Posted by tanzanite7 on 14 April 2013 - 04:51 AM

For me it is not really a question of typing more - it is readability. Adding more junk to the code that does ultimately nothing can not be a good thing IMO.

Also, i am strongly against code conventions that are solely risen out of tool/user limitations: tools change, but the code is what one has to live with. Delay in invoking intellisense is a good example of that (Systems Hungarian notion being the canonical example of shit hitting the fan rather fast). IDE is there to help you - not to own you and your code.

PS. Why not set the intellisense delay to 0 (as i have done)? It needs a bit of getting used to, but well worth it.

edit: One more thing, my current IDE (VS2012) has quite good coloring options. I know that a variable has an implicit "this" from the variable color alone. No need to notice whether it has "this->" written in front of it nor whether it starts with "m_" ... i do not have to read anything and i already know!

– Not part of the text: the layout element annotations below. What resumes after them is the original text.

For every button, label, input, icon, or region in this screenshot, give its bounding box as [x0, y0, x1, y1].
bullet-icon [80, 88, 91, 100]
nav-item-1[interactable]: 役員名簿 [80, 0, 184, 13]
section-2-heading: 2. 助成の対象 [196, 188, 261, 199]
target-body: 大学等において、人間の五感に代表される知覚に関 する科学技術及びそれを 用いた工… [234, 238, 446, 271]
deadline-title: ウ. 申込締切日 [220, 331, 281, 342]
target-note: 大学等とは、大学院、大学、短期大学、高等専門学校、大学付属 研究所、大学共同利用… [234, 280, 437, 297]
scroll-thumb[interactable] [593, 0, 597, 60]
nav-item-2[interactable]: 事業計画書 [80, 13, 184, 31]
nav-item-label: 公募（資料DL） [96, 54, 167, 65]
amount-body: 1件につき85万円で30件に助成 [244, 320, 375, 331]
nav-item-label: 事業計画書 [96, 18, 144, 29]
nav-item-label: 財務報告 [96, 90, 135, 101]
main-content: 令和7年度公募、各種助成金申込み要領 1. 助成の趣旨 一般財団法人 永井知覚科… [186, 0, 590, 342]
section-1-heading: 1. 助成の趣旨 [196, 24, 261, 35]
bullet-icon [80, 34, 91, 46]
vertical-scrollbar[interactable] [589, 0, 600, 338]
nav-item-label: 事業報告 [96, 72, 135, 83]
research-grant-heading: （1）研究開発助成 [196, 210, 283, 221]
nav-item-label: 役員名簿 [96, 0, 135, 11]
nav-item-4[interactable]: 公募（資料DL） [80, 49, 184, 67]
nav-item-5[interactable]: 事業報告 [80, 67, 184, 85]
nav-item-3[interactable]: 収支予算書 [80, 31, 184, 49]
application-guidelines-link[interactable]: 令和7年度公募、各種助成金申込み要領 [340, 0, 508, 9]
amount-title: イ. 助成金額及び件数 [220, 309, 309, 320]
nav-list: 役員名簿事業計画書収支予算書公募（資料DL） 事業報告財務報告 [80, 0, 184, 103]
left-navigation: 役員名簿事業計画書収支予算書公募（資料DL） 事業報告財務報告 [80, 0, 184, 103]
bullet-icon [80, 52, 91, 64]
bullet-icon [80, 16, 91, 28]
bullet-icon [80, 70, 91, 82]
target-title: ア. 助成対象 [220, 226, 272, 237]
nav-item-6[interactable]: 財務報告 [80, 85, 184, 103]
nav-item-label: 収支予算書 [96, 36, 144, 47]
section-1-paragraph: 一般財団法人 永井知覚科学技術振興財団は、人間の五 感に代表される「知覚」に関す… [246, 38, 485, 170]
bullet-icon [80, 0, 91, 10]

PS2. Of course, consistency is paramount and i am not saying you should start converting all your code - which is bound to be a massive undertaking and hard to justify. I am just saying that, IMMHO, what you do is bad practice and should be avoided if possible.

#5049734 D3DX Memory leaks

Posted by tanzanite7 on 03 April 2013 - 04:27 PM

#define SAFE_RELEASE(x)           if((x) != NULL){(x)->Release();(x) = NULL;}
#define SAFE_DELETE_ARRAY(x)   if((x) != NULL){delete[] (x);(x) = NULL;}
#define SAFE_DELETE_OBJECT(x)  if((x) != NULL){delete (x);(x) = NULL;}
I don't understand why anybody use them anymore, /.../

Because it is a horrible practice. Just try to forget MS put that crap in its SDK - never recommend it to anyone!

Using macros is fine, provided they are sane - thous are not because:
1. macros should be avoided when there is not a darn good reason to use them - this just pointlessly obscures what it does.
2. all macros should properly handle parameters with side effects.
3. old VC ignored the standard and needed a check for null in case of delete - that cruft is now useless.

Don't use it. And sure as hell do not recommend anyone else to use it.

#5020428 Is it such possible to create fast games without using C/C++ ?

Posted by tanzanite7 on 11 January 2013 - 01:42 PM

Yes, you can write a game faster without c++. ;)

Did not notice anyone mentioning it and the riming with the last post just begged for it. In short, getting stuff done in a reasonable time-frame is worth to be considered. The extra time might allow you to try other - better - algorithms also, which is where most of the performance improvements lie.